Buying animals at many pet stores could soon be a thing of the past. Many small animals including hamsters, rats and chinchillas as well as dogs and cats could soon be banned from being sold in pet stores.
According to abclocal “The Animal Welfare Commission wants to prevent pet stores from selling dogs and cats, as well as smaller animals including hamsters, rats and chinchillas. Banning the sale of dogs and cats in the city is largely symbolic since few stores actually do, but they are selling the small animals and many eventually wind up at city shelters.
Jennifer Grafelman is the manager of Animal Connection in the Sunset District. Her store sells lots of small animals, including hamsters, rats and Chinchillas. She calls the city’s proposal “unfortunate” and says it would financially impact her store and would end the first pet experience of many young children. Grafelman supports more rules and regulations but not an outright ban.”
While this could be happening in San Francisco, it could also happen in other places across the U.S.

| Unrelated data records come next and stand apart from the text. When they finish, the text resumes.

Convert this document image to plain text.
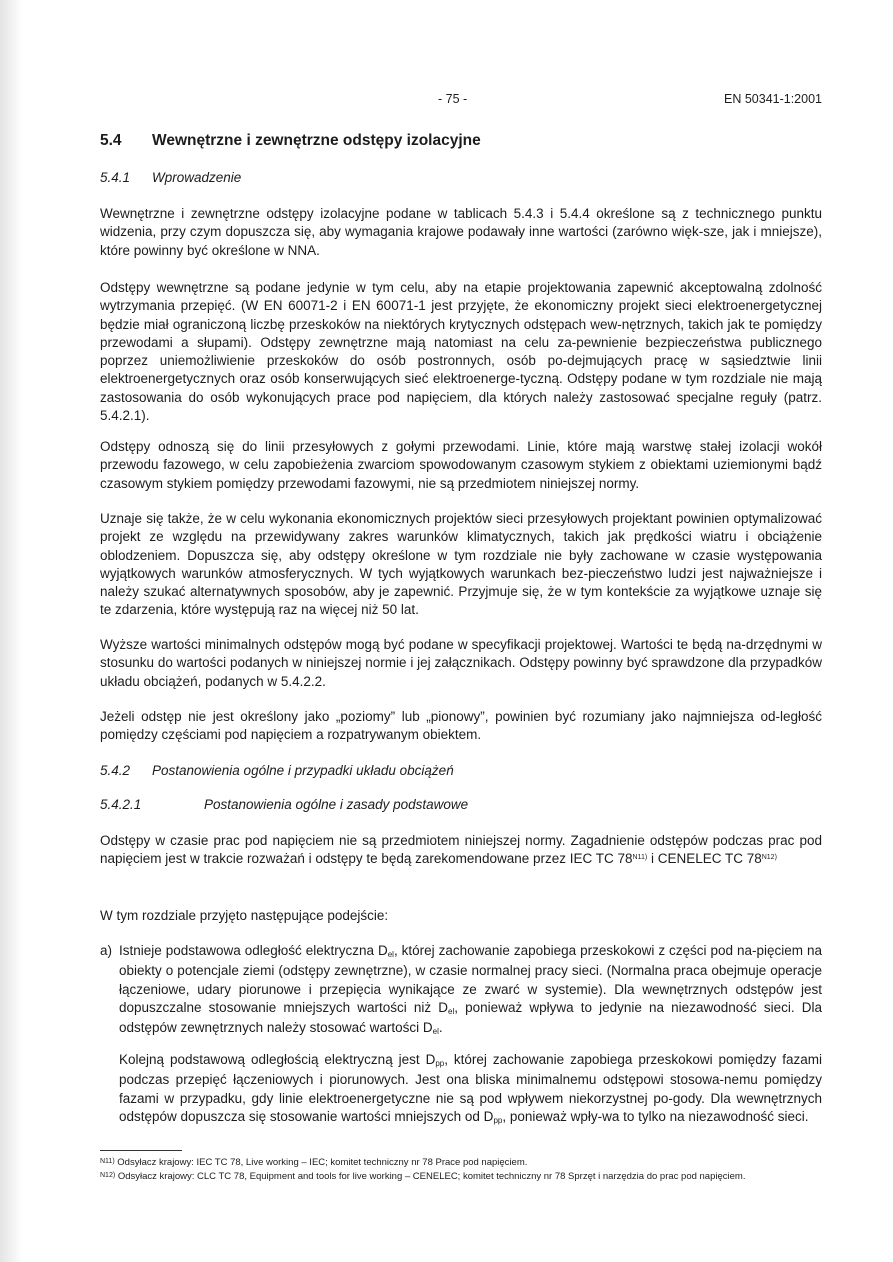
- 75 -	EN 50341-1:2001
5.4 Wewnętrzne i zewnętrzne odstępy izolacyjne
5.4.1 Wprowadzenie
Wewnętrzne i zewnętrzne odstępy izolacyjne podane w tablicach 5.4.3 i 5.4.4 określone są z technicznego punktu widzenia, przy czym dopuszcza się, aby wymagania krajowe podawały inne wartości (zarówno więk-sze, jak i mniejsze), które powinny być określone w NNA.
Odstępy wewnętrzne są podane jedynie w tym celu, aby na etapie projektowania zapewnić akceptowalną zdolność wytrzymania przepięć. (W EN 60071-2 i EN 60071-1 jest przyjęte, że ekonomiczny projekt sieci elektroenergetycznej będzie miał ograniczoną liczbę przeskoków na niektórych krytycznych odstępach wew-nętrznych, takich jak te pomiędzy przewodami a słupami). Odstępy zewnętrzne mają natomiast na celu za-pewnienie bezpieczeństwa publicznego poprzez uniemożliwienie przeskoków do osób postronnych, osób po-dejmujących pracę w sąsiedztwie linii elektroenergetycznych oraz osób konserwujących sieć elektroenerge-tyczną. Odstępy podane w tym rozdziale nie mają zastosowania do osób wykonujących prace pod napięciem, dla których należy zastosować specjalne reguły (patrz. 5.4.2.1).
Odstępy odnoszą się do linii przesyłowych z gołymi przewodami. Linie, które mają warstwę stałej izolacji wokół przewodu fazowego, w celu zapobieżenia zwarciom spowodowanym czasowym stykiem z obiektami uziemionymi bądź czasowym stykiem pomiędzy przewodami fazowymi, nie są przedmiotem niniejszej normy.
Uznaje się także, że w celu wykonania ekonomicznych projektów sieci przesyłowych projektant powinien optymalizować projekt ze względu na przewidywany zakres warunków klimatycznych, takich jak prędkości wiatru i obciążenie oblodzeniem. Dopuszcza się, aby odstępy określone w tym rozdziale nie były zachowane w czasie występowania wyjątkowych warunków atmosferycznych. W tych wyjątkowych warunkach bez-pieczeństwo ludzi jest najważniejsze i należy szukać alternatywnych sposobów, aby je zapewnić. Przyjmuje się, że w tym kontekście za wyjątkowe uznaje się te zdarzenia, które występują raz na więcej niż 50 lat.
Wyższe wartości minimalnych odstępów mogą być podane w specyfikacji projektowej. Wartości te będą na-drzędnymi w stosunku do wartości podanych w niniejszej normie i jej załącznikach. Odstępy powinny być sprawdzone dla przypadków układu obciążeń, podanych w 5.4.2.2.
Jeżeli odstęp nie jest określony jako „poziomy” lub „pionowy”, powinien być rozumiany jako najmniejsza od-ległość pomiędzy częściami pod napięciem a rozpatrywanym obiektem.
5.4.2 Postanowienia ogólne i przypadki układu obciążeń
5.4.2.1	Postanowienia ogólne i zasady podstawowe
Odstępy w czasie prac pod napięciem nie są przedmiotem niniejszej normy. Zagadnienie odstępów podczas prac pod napięciem jest w trakcie rozważań i odstępy te będą zarekomendowane przez IEC TC $78^{N11)}$ i CENELEC TC $78^{N12)}$
W tym rozdziale przyjęto następujące podejście:
a) Istnieje podstawowa odległość elektryczna $D_{el}$, której zachowanie zapobiega przeskokowi z części pod na-pięciem na obiekty o potencjale ziemi (odstępy zewnętrzne), w czasie normalnej pracy sieci. (Normalna praca obejmuje operacje łączeniowe, udary piorunowe i przepięcia wynikające ze zwarć w systemie). Dla wewnętrznych odstępów jest dopuszczalne stosowanie mniejszych wartości niż $D_{el}$, ponieważ wpływa to jedynie na niezawodność sieci. Dla odstępów zewnętrznych należy stosować wartości $D_{el}$.
Kolejną podstawową odległością elektryczną jest $D_{pp}$, której zachowanie zapobiega przeskokowi pomiędzy fazami podczas przepięć łączeniowych i piorunowych. Jest ona bliska minimalnemu odstępowi stosowa-nemu pomiędzy fazami w przypadku, gdy linie elektroenergetyczne nie są pod wpływem niekorzystnej po-gody. Dla wewnętrznych odstępów dopuszcza się stosowanie wartości mniejszych od $D_{pp}$, ponieważ wpły-wa to tylko na niezawodność sieci.
$^{N11)}$ Odsyłacz krajowy: IEC TC 78, Live working – IEC; komitet techniczny nr 78 Prace pod napięciem.
$^{N12)}$ Odsyłacz krajowy: CLC TC 78, Equipment and tools for live working – CENELEC; komitet techniczny nr 78 Sprzęt i narzędzia do prac pod napięciem.
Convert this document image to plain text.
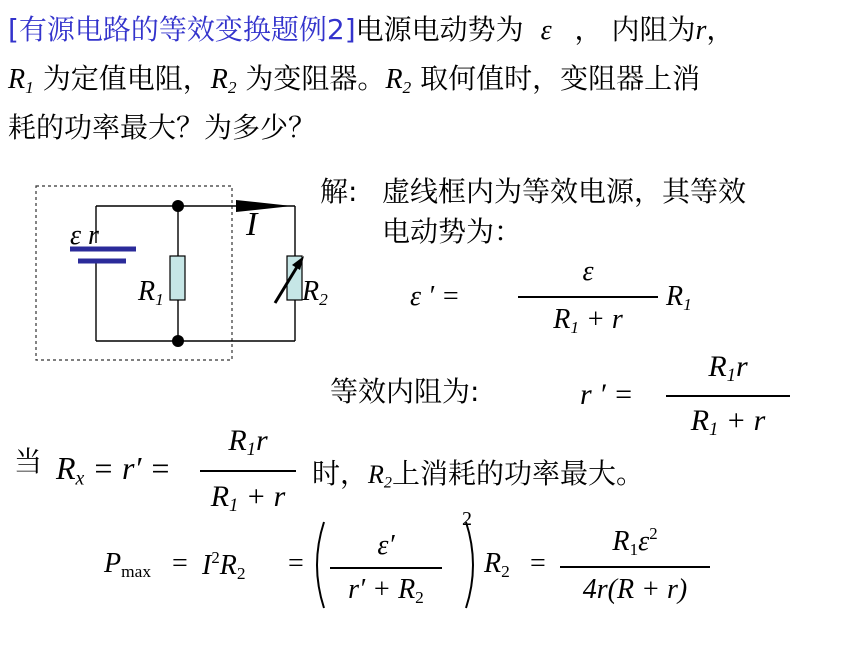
[有源电路的等效变换题例2]电源电动势为 ε ， 内阻为r，
$R_1$ 为定值电阻，$R_2$ 为变阻器。$R_2$ 取何值时，变阻器上消
耗的功率最大？为多少？
ε r	I
$R_1$	$R_2$
解: 虚线框内为等效电源，其等效
电动势为：
ε ′ =
ε
$R_1 + r$
$R_1$
等效内阻为:	r ′ =
$R_1r$
$R_1 + r$
当 $R_x = r'$ =
$R_1r$
$R_1 + r$
时，$R_2$上消耗的功率最大。
$P_{max} = I^2R_2$ =
ε′
$r' + R_2$
2
$R_2$ =
$R_1\varepsilon^2$
4r(R + r)
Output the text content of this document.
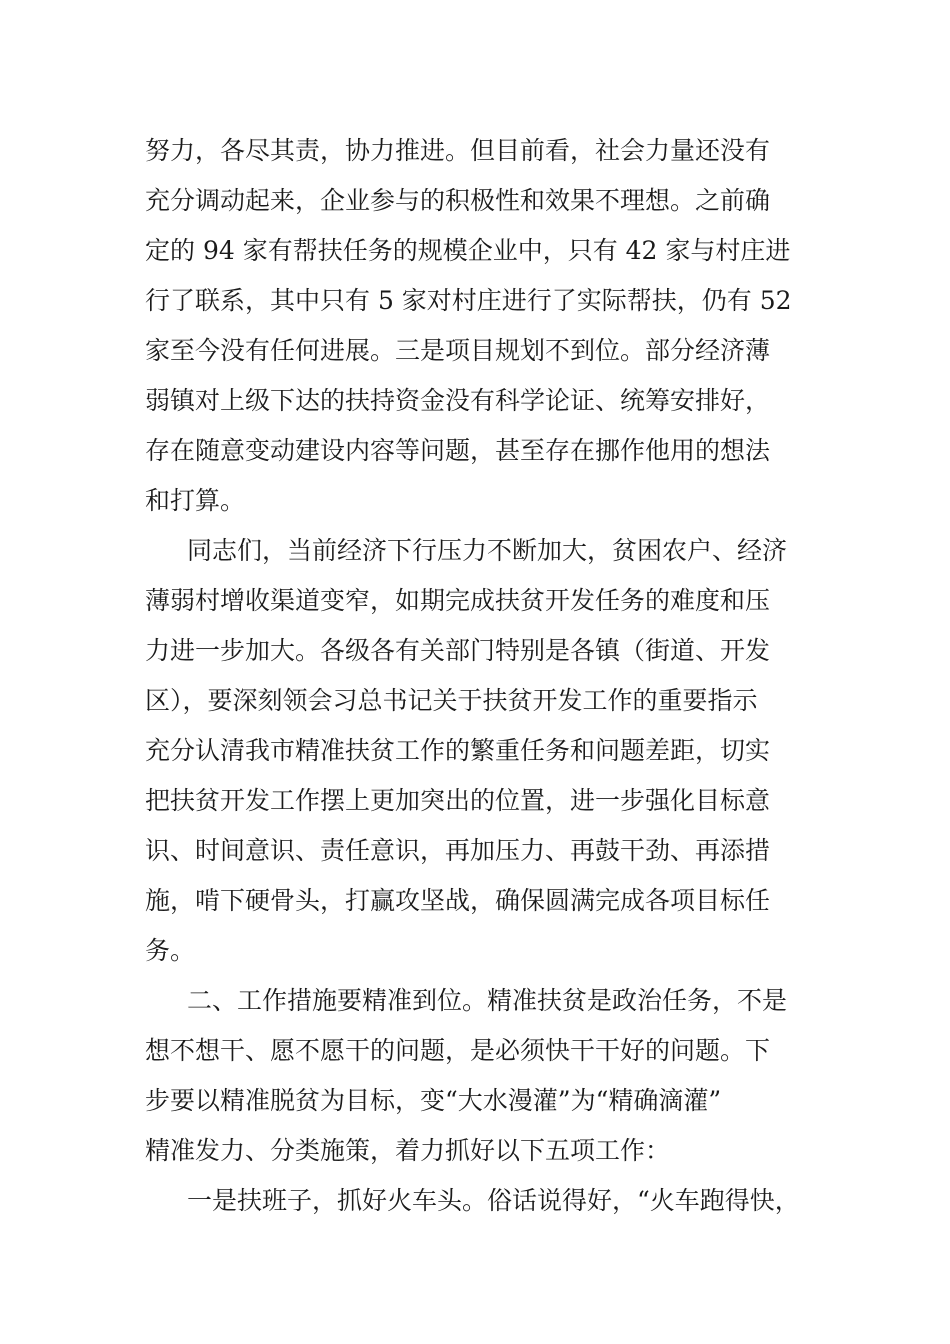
努力，各尽其责，协力推进。但目前看，社会力量还没有
充分调动起来，企业参与的积极性和效果不理想。之前确
定的 94 家有帮扶任务的规模企业中，只有 42 家与村庄进
行了联系，其中只有 5 家对村庄进行了实际帮扶，仍有 52
家至今没有任何进展。三是项目规划不到位。部分经济薄
弱镇对上级下达的扶持资金没有科学论证、统筹安排好，
存在随意变动建设内容等问题，甚至存在挪作他用的想法
和打算。
同志们，当前经济下行压力不断加大，贫困农户、经济
薄弱村增收渠道变窄，如期完成扶贫开发任务的难度和压
力进一步加大。各级各有关部门特别是各镇（街道、开发
区），要深刻领会习总书记关于扶贫开发工作的重要指示
充分认清我市精准扶贫工作的繁重任务和问题差距，切实
把扶贫开发工作摆上更加突出的位置，进一步强化目标意
识、时间意识、责任意识，再加压力、再鼓干劲、再添措
施，啃下硬骨头，打赢攻坚战，确保圆满完成各项目标任
务。
二、工作措施要精准到位。精准扶贫是政治任务，不是
想不想干、愿不愿干的问题，是必须快干干好的问题。下
步要以精准脱贫为目标，变“大水漫灌”为“精确滴灌”
精准发力、分类施策，着力抓好以下五项工作：
一是扶班子，抓好火车头。俗话说得好，“火车跑得快，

According to Pawnation “The recently introduced Non-Native Wildlife Invasion Prevention Act would ban non-native species not approved by the U.S. Fish and Wildlife Service. A proposal in front of lawmakers today could prevent future purchases of exotic animals, including several fish, snakes, ferrets and some birds, like the African grey parrot, in an effort to control the environmental impact of non-native species.”
The news has some pet lover’s as well as pet store owners very weary. If pet stores cannot sell small animals or dogs and cats in some areas, this could greatly hinder their business. While most people wouldn’t have a problem trying to keep the impact of non-native species of animals from impacting negatively in areas, does a ban on small animals such as hamsters really seem needed?
There could be a problem if people were buying these small animals and then when little Johnny gets tired of having to feed his hamster or rat, mom decides to release these non-native animals into areas where they could start breeding. If these animals have no natural enemies to control their populations or start eating native species of animal in the area, it could become a real problem. But ask yourselves something, when was the last time you heard of someone releasing a hamster, rat or chinchilla into the wild and years later finding a colony of them wreaking havoc in the neighborhood?
Many children will miss out on the fun of owning a hamster, rat or ferret if this bill passes and these animals become banned. That would be a real tragedy.